The dissertation must, in general, provide documentation of a student’s creative scholarship and ability to design, conduct, and report on independent research in behavioral neuroscience. The completed dissertation will approximate (and may be substituted in part by) research papers meeting current standards of publication in refereed journals (e.g., Neuropsychologia, Cortex, Neuropsychology, Brain and Cognition, Archives of Neurology, and Behavioral Neuroscience). The dissertation research involves collection, processing, and analyses of original data.
Subsequent to approval of the dissertation by the student’s dissertation committee, the student must present an oral defense of the dissertation to the Behavioral Neuroscience Doctoral Committee in accordance with the rules of the Division of Graduate Medical Sciences. The student’s oral defense committee must consist of the dissertation advisor, the two readers, and two additional persons to be appointed by the Behavioral Neuroscience Doctoral Committee.
The purpose of the final oral defense is to demonstrate the student’s abilities: to design and execute an original research project, the results of which must signal progress in a significant area of behavioral neuroscience; to describe this dissertation research clearly and succinctly in oral and written contexts; to exercise mastery of methods in defending the methodological approaches employed; and to place in perspective the advance in knowledge achieved by the dissertation research. As a final goal, the defense of the dissertation and the dissertation itself serve as an indicator of the student’s ability to embark on a career as an experimental neuropsychologist and behavioral neuroscientist.

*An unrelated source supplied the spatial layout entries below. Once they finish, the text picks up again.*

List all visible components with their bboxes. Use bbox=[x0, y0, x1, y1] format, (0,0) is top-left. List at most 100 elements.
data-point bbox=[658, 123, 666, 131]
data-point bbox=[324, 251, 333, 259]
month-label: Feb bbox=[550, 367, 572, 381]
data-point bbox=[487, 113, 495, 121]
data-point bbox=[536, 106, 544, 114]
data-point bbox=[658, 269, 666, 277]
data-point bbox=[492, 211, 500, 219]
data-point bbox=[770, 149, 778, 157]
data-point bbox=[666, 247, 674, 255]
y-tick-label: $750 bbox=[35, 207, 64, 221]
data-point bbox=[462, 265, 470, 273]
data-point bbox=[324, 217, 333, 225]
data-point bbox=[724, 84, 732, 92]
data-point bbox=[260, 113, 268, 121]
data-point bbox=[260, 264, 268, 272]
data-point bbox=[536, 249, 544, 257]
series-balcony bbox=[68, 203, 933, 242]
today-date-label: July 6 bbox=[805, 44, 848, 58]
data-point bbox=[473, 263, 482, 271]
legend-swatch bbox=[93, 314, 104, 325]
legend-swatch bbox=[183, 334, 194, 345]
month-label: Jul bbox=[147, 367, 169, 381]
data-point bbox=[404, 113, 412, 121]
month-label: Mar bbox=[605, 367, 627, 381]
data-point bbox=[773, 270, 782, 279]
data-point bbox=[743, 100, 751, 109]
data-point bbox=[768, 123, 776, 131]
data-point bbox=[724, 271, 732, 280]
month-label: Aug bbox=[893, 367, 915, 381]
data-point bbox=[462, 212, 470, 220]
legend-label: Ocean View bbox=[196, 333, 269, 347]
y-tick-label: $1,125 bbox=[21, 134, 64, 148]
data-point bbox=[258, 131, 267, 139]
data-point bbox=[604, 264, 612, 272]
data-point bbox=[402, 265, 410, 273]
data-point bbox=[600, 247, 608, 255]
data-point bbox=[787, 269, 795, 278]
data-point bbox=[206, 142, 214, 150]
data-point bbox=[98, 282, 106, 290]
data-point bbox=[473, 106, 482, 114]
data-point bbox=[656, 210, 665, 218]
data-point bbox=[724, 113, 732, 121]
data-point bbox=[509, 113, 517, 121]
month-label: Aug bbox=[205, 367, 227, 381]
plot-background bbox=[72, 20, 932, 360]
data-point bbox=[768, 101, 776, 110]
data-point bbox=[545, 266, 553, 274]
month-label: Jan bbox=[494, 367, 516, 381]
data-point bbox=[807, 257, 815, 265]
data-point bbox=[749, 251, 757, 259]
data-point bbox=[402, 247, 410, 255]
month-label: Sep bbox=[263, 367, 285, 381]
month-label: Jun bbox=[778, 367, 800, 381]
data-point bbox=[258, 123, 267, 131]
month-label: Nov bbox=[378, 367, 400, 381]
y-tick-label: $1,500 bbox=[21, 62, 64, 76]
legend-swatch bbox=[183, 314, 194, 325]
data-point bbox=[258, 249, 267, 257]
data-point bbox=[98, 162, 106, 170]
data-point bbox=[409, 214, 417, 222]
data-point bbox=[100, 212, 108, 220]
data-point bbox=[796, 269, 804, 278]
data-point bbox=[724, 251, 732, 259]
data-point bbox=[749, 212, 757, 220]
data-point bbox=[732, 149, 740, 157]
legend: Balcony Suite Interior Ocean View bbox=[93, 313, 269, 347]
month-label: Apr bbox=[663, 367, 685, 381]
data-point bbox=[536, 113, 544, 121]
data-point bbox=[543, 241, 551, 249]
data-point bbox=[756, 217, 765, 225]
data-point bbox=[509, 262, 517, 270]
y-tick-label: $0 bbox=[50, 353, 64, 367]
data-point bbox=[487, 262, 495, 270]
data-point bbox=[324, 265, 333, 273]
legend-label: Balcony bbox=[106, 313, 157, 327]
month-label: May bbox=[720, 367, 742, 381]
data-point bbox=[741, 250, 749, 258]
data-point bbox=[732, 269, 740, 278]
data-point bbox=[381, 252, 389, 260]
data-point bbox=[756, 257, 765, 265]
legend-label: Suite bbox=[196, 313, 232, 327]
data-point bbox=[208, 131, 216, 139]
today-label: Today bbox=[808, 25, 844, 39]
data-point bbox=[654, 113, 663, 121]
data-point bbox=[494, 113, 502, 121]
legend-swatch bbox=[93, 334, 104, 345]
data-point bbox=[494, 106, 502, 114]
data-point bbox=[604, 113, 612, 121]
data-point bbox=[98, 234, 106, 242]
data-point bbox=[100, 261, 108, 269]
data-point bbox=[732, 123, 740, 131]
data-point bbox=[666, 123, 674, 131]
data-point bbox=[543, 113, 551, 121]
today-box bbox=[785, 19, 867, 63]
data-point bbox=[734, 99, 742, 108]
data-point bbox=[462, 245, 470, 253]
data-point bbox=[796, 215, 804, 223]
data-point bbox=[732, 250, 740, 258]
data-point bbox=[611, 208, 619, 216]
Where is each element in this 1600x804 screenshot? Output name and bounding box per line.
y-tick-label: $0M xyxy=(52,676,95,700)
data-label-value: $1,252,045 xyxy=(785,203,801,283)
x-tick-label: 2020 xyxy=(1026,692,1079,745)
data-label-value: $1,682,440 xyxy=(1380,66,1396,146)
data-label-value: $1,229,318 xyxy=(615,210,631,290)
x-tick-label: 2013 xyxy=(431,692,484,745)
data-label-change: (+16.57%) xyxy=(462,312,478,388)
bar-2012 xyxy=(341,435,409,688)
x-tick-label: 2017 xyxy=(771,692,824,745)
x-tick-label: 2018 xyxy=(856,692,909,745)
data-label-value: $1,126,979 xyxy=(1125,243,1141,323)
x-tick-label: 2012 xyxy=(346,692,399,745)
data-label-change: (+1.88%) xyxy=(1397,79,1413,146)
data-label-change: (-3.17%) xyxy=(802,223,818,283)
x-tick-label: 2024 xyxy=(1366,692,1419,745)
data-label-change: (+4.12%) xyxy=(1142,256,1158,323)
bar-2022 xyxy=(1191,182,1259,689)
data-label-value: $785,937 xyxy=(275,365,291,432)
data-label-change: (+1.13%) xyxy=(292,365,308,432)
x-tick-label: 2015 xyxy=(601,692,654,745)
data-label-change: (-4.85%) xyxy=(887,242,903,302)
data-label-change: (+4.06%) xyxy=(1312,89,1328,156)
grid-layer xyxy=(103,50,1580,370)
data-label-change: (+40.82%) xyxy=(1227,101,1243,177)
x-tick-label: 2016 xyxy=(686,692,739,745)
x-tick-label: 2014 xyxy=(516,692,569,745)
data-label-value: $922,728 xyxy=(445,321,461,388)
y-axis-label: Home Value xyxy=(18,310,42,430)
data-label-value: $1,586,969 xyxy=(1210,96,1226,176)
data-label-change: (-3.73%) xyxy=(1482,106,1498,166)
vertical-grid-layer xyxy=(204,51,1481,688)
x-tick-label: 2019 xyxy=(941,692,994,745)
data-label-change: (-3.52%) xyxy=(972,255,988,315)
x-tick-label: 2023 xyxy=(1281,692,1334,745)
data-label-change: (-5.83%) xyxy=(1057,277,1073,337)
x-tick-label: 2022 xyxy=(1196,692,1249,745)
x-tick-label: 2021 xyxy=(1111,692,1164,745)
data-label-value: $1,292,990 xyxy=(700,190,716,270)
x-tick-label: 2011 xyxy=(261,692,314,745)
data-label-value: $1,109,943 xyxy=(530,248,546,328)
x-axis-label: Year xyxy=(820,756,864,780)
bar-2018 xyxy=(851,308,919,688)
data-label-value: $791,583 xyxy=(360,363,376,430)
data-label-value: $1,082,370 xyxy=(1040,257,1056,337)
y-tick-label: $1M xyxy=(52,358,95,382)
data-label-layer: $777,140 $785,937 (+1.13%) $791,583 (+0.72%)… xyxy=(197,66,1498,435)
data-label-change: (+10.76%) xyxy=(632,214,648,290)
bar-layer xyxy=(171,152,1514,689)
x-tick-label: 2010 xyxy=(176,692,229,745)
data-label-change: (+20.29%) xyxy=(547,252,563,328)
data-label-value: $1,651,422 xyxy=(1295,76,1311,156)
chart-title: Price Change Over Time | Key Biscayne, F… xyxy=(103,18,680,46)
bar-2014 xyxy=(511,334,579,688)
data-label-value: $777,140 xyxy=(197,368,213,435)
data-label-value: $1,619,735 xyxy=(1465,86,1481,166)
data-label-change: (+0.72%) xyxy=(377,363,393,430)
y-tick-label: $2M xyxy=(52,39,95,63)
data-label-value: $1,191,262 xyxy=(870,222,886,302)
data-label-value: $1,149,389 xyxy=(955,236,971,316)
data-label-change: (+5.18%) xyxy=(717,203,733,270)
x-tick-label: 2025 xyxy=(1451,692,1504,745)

Applicants must submit results of the GRE or similar tests such as the MCAT, taken in the previous four years. Applicants already enrolled in the Boston University School of Medicine may be eligible for admission to the Division of Graduate Medical Sciences for joint degrees, without submitting GRE scores, if progress to date has been judged satisfactory. Applicants from countries where English is not the language of instruction must submit TOEFL scores as well.